Rituximab is a medication that helps to keep the immune system in check by causing a near-complete depletion of B-cells — immune cells that are responsible for making antibodies. Reducing the number of B-cells is expected to lower the production of the autoantibodies thought to cause inflammation in AAV. [Sold as Rituxan in the U.S. and as MabThera in Europe with biosimilars available, rituximab is approved to treat granulomatosis with polyangiitis (GPA) and microscopic polyangiitis (MPA), two types of AAV.]
Due to its effects on immune cells, however, rituximab can place patients at a greater risk of infections, particularly those caused by pneumococcus bacteria. The medication is also known to weaken the body’s response to vaccines aiming to prevent such infections.
“There is thus a need to develop enhanced anti-pneumococcal vaccine strategies to increase immune response and protection,” the scientists wrote.
Researchers reported data from a Phase 2 trial that evaluated the safety and efficacy of two reinforced pneumococcal vaccination schemes in AAV patients using rituximab.
The study included 95 adult patients from the French Vasculitis Study Group database. All had newly diagnosed or relapsing AAV with active disease, and all were planned to receive induction therapy with rituximab for four weeks, followed by maintenance therapy every six months.
At study entry, patients were randomly assigned to one of three possible vaccination schemes.
Two types of pneumococcal vaccines are available: a pneumococcal conjugate vaccine (PCV13, PCV15, or PCV20) and a pneumococcal polysaccharide vaccine (PPV23). Both encourage the body to produce antibodies against pneumococcal bacteria, so that the immune system will recognize contact with the bacteria in the future and fight them off more quickly.

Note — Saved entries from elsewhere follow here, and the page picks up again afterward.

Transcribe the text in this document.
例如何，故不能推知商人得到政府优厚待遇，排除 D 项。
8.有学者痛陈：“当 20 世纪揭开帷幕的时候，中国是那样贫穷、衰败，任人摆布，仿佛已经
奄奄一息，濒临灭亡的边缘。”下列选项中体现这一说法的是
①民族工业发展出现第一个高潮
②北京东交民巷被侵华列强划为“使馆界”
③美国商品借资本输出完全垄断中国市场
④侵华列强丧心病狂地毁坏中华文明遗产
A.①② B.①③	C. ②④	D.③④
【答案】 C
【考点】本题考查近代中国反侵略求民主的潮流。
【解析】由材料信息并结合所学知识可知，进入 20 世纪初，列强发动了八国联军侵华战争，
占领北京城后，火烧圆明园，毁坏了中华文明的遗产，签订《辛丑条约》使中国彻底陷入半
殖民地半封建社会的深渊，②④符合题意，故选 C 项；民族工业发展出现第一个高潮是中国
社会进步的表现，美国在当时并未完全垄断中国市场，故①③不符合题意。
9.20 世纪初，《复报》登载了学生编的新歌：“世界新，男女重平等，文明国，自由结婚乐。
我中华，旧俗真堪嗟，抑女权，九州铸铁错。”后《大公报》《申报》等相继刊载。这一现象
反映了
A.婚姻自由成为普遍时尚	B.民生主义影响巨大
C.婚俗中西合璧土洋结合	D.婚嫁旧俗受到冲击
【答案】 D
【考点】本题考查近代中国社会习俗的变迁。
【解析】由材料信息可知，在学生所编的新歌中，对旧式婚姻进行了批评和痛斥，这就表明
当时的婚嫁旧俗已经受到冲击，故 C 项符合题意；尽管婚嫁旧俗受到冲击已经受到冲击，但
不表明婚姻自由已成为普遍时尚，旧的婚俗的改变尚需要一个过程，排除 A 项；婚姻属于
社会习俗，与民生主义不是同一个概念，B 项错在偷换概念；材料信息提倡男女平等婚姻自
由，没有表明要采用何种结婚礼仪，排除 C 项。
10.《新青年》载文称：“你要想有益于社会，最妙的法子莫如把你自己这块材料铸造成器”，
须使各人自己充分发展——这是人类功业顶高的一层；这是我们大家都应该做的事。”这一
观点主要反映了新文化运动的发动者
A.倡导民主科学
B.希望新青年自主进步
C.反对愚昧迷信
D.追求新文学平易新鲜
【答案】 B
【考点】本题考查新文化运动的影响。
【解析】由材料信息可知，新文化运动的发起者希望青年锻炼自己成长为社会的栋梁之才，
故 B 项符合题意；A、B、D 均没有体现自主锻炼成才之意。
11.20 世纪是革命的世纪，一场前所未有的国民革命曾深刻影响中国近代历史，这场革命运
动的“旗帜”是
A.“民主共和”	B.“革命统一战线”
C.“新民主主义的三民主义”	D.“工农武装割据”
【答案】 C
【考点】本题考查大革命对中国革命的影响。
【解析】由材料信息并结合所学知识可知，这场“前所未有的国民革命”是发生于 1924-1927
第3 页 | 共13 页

Patients in the first group were given a standard vaccination schedule consisting of an initial dose of PCV13, also known as Prevnar 13 in the U.S. or Prevenar 13 in Europe, followed by a dose of PPV23, also known as Pneumovax 23, five months later. Those in the second group received two double doses of PCV13 given one week apart, followed by a dose of PPV23 five months later. Patients in the third group had four initial (same day) doses of PCV13, followed by a dose of PPV23 five months later.
The study’s primary goal (endpoint) was to evaluate the immune response at six months against the 12 strains of pneumococcus bacteria common to both PCV13 and PPV23.
Patients assigned to the second group were more than four times as likely as those assigned to the standard vaccination scheme (first group) to build better immune responses against these bacteria strains. Those in the third vaccination group, also reinforced, tended to have better immune responses but not significantly so.
“Our study highly suggests that patients receiving rituximab to treat an inflammatory disease could receive a higher dose of vaccine, especially two doses of PCV13 seven days apart, then PPV23 five months later, to induce a better vaccine response,” Terrier said.
“Since these patients received a high dose of glucocorticoids and rituximab, it was expected that a higher dose of vaccine was required to induce a sufficient response, but it was very important to confirm and demonstrate that,” Terrier added.
Local and systemic reactions were higher seven days after each of the higher-dose vaccine shots, as were their side effects at six months, but none were reported to be severe.
Six patients (one in the first group, two in the second group, and three in the third group) experienced flares of AAV symptoms a median of 87 days (almost three months) after vaccination.
While the study had an open-label design, “the primary outcome — the level of antibodies — was a strong endpoint that does not seem to be impacted by the lack of a double-blind [design],” Terrier said.